Imperial College Launches Machine Learning Stream in Applied Mathematics MSc for 2024

Introduction To The New Machine Learning Stream In Applied Mathematics Msc At Imperial

Imperial’s Department of Mathematics has introduced a new machine learning stream in its Applied Mathematics MSc program. Starting in 2024, the Scientific Computing and Machine Learning (SCML) stream aims to provide students with a solid foundation in computational mathematics and data-driven modeling. The course, directed by Dr. Dante Kalise, is designed to be different from traditional computing or data science programs. Professor Colin Cotter noted the importance of machine learning in various application areas, from quantum mechanics to ocean flow modeling. The SCML stream responds to the growing demand for professionals skilled in both theoretical and practical aspects of scientific computation and machine learning.

Introduction to the New Machine Learning Stream in Applied Mathematics MSc at Imperial

Imperial’s Department of Mathematics has recently announced an addition to its Applied Mathematics MSc program. This new stream, Scientific Computing and Machine Learning (SCML), will commence in the academic year 2024. The SCML stream is designed to equip students with a solid understanding of the convergence of contemporary computational mathematics and data-driven modeling.

The SCML stream is unique in its approach, offering a different perspective than traditional computing or data science programs focusing on machine learning. Dr Dante Kalise, the course director of the Applied Mathematics MSc, emphasizes that the SCML stream will provide a distinct learning experience for students.

Core and Optional Modules in the SCML Stream

Students who choose the SCML stream must take core modules that lay the groundwork for scientific computing and machine learning. These core modules include subjects like computational linear algebra. In addition to these core modules, students will be free to select from a range of optional modules offered by the Department, allowing for a customized educational journey.

The flexibility of the SCML stream allows students to integrate their core modules with other areas of applied mathematics. This could include domains such as dynamical systems mathematics or mathematical physics, providing a comprehensive and diverse learning experience.

The Role of Machine Learning in Applied Mathematics

The introduction of the SCML stream reflects the growing significance of machine learning across various application areas within applied mathematics. Professor Colin Cotter notes that machine learning has become a major theme in a wide range of applications, from quantum mechanics to modeling ocean flows.

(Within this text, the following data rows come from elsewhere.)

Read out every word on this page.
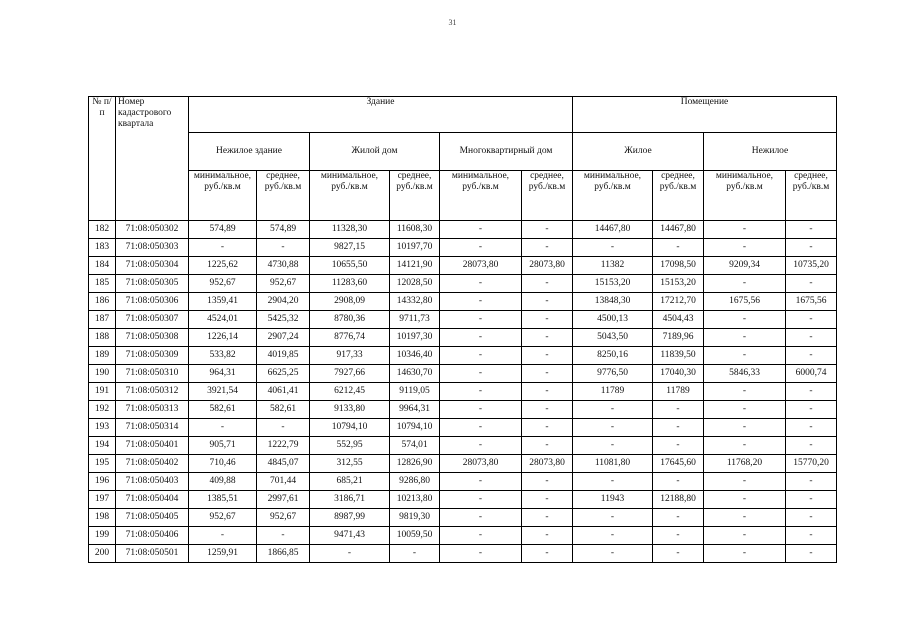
31
№ п/п	Номер кадастрового квартала	Здание						Помещение			
		Нежилое здание		Жилой дом		Многоквартирный дом		Жилое		Нежилое	
		минимальное, руб./кв.м	среднее, руб./кв.м	минимальное, руб./кв.м	среднее, руб./кв.м	минимальное, руб./кв.м	среднее, руб./кв.м	минимальное, руб./кв.м	среднее, руб./кв.м	минимальное, руб./кв.м	среднее, руб./кв.м
182	71:08:050302	574,89	574,89	11328,30	11608,30	-	-	14467,80	14467,80	-	-
183	71:08:050303	-	-	9827,15	10197,70	-	-	-	-	-	-
184	71:08:050304	1225,62	4730,88	10655,50	14121,90	28073,80	28073,80	11382	17098,50	9209,34	10735,20
185	71:08:050305	952,67	952,67	11283,60	12028,50	-	-	15153,20	15153,20	-	-
186	71:08:050306	1359,41	2904,20	2908,09	14332,80	-	-	13848,30	17212,70	1675,56	1675,56
187	71:08:050307	4524,01	5425,32	8780,36	9711,73	-	-	4500,13	4504,43	-	-
188	71:08:050308	1226,14	2907,24	8776,74	10197,30	-	-	5043,50	7189,96	-	-
189	71:08:050309	533,82	4019,85	917,33	10346,40	-	-	8250,16	11839,50	-	-
190	71:08:050310	964,31	6625,25	7927,66	14630,70	-	-	9776,50	17040,30	5846,33	6000,74
191	71:08:050312	3921,54	4061,41	6212,45	9119,05	-	-	11789	11789	-	-
192	71:08:050313	582,61	582,61	9133,80	9964,31	-	-	-	-	-	-
193	71:08:050314	-	-	10794,10	10794,10	-	-	-	-	-	-
194	71:08:050401	905,71	1222,79	552,95	574,01	-	-	-	-	-	-
195	71:08:050402	710,46	4845,07	312,55	12826,90	28073,80	28073,80	11081,80	17645,60	11768,20	15770,20
196	71:08:050403	409,88	701,44	685,21	9286,80	-	-	-	-	-	-
197	71:08:050404	1385,51	2997,61	3186,71	10213,80	-	-	11943	12188,80	-	-
198	71:08:050405	952,67	952,67	8987,99	9819,30	-	-	-	-	-	-
199	71:08:050406	-	-	9471,43	10059,50	-	-	-	-	-	-
200	71:08:050501	1259,91	1866,85	-	-	-	-	-	-	-	-
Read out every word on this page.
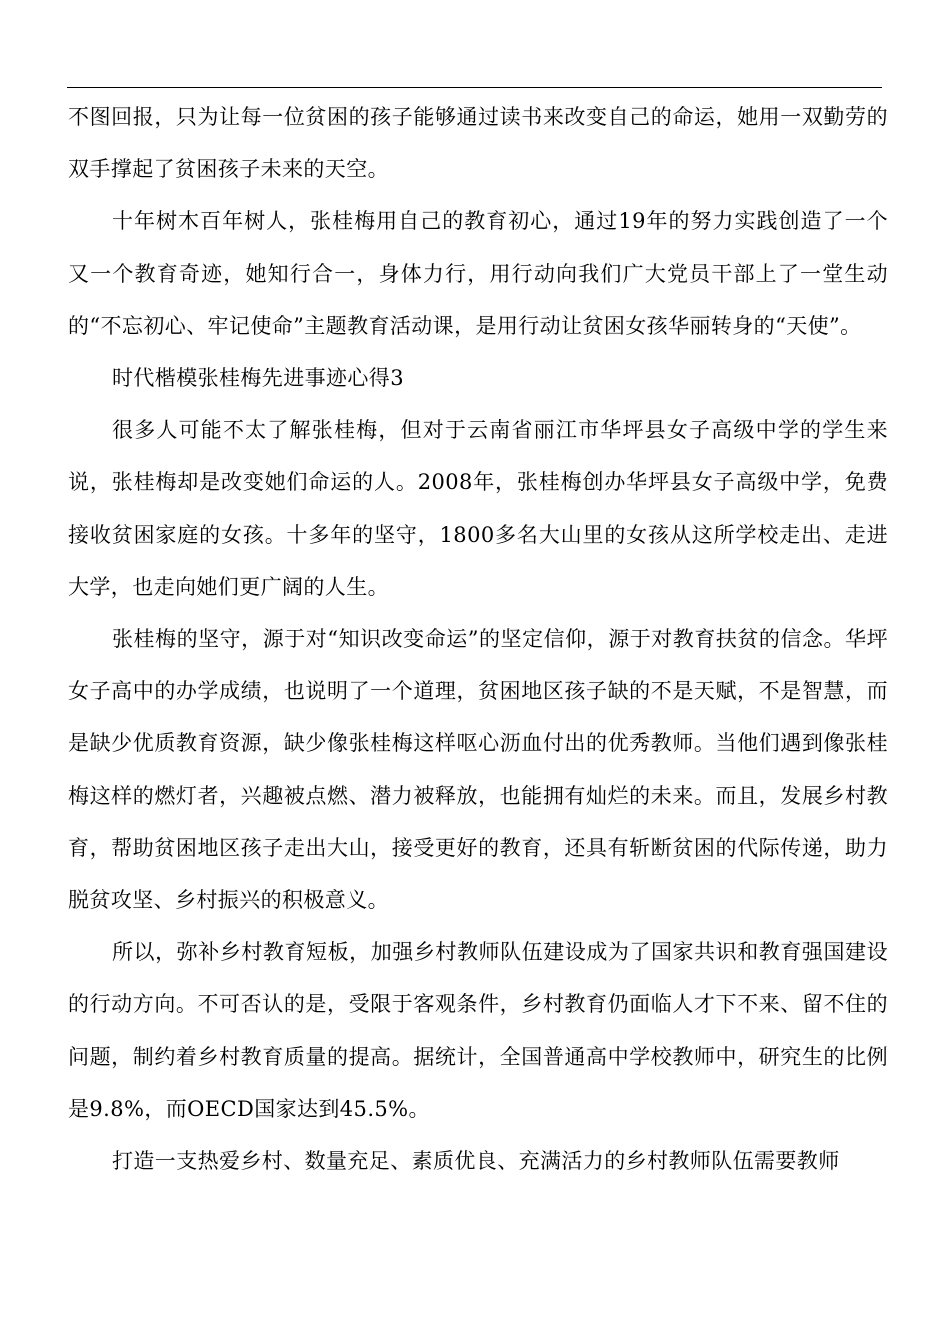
不图回报，只为让每一位贫困的孩子能够通过读书来改变自己的命运，她用一双勤劳的双手撑起了贫困孩子未来的天空。

十年树木百年树人，张桂梅用自己的教育初心，通过19年的努力实践创造了一个又一个教育奇迹，她知行合一，身体力行，用行动向我们广大党员干部上了一堂生动的“不忘初心、牢记使命”主题教育活动课，是用行动让贫困女孩华丽转身的“天使”。

时代楷模张桂梅先进事迹心得3

很多人可能不太了解张桂梅，但对于云南省丽江市华坪县女子高级中学的学生来说，张桂梅却是改变她们命运的人。2008年，张桂梅创办华坪县女子高级中学，免费接收贫困家庭的女孩。十多年的坚守，1800多名大山里的女孩从这所学校走出、走进大学，也走向她们更广阔的人生。

张桂梅的坚守，源于对“知识改变命运”的坚定信仰，源于对教育扶贫的信念。华坪女子高中的办学成绩，也说明了一个道理，贫困地区孩子缺的不是天赋，不是智慧，而是缺少优质教育资源，缺少像张桂梅这样呕心沥血付出的优秀教师。当他们遇到像张桂梅这样的燃灯者，兴趣被点燃、潜力被释放，也能拥有灿烂的未来。而且，发展乡村教育，帮助贫困地区孩子走出大山，接受更好的教育，还具有斩断贫困的代际传递，助力脱贫攻坚、乡村振兴的积极意义。

所以，弥补乡村教育短板，加强乡村教师队伍建设成为了国家共识和教育强国建设的行动方向。不可否认的是，受限于客观条件，乡村教育仍面临人才下不来、留不住的问题，制约着乡村教育质量的提高。据统计，全国普通高中学校教师中，研究生的比例是9.8%，而OECD国家达到45.5%。

打造一支热爱乡村、数量充足、素质优良、充满活力的乡村教师队伍需要教师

However, Professor Cotter also highlights the importance of understanding the limitations of machine learning solutions. For instance, while a neural network may provide a solution to a problem, it is crucial to apply mathematical principles to comprehend the constraints of these solutions.

Preparing Students for the Future Job Market

The SCML stream responds to the rising demand for professionals proficient in both the theoretical and practical aspects of scientific computation and machine learning. Dr Kalise believes that the SCML stream will prepare students for a highly competitive job market, regardless of whether they aspire to work in big tech or scientific research.

The Applied Mathematics MSc website provides further details for prospective students and those interested in learning more about the SCML stream, its curriculum, and application procedures.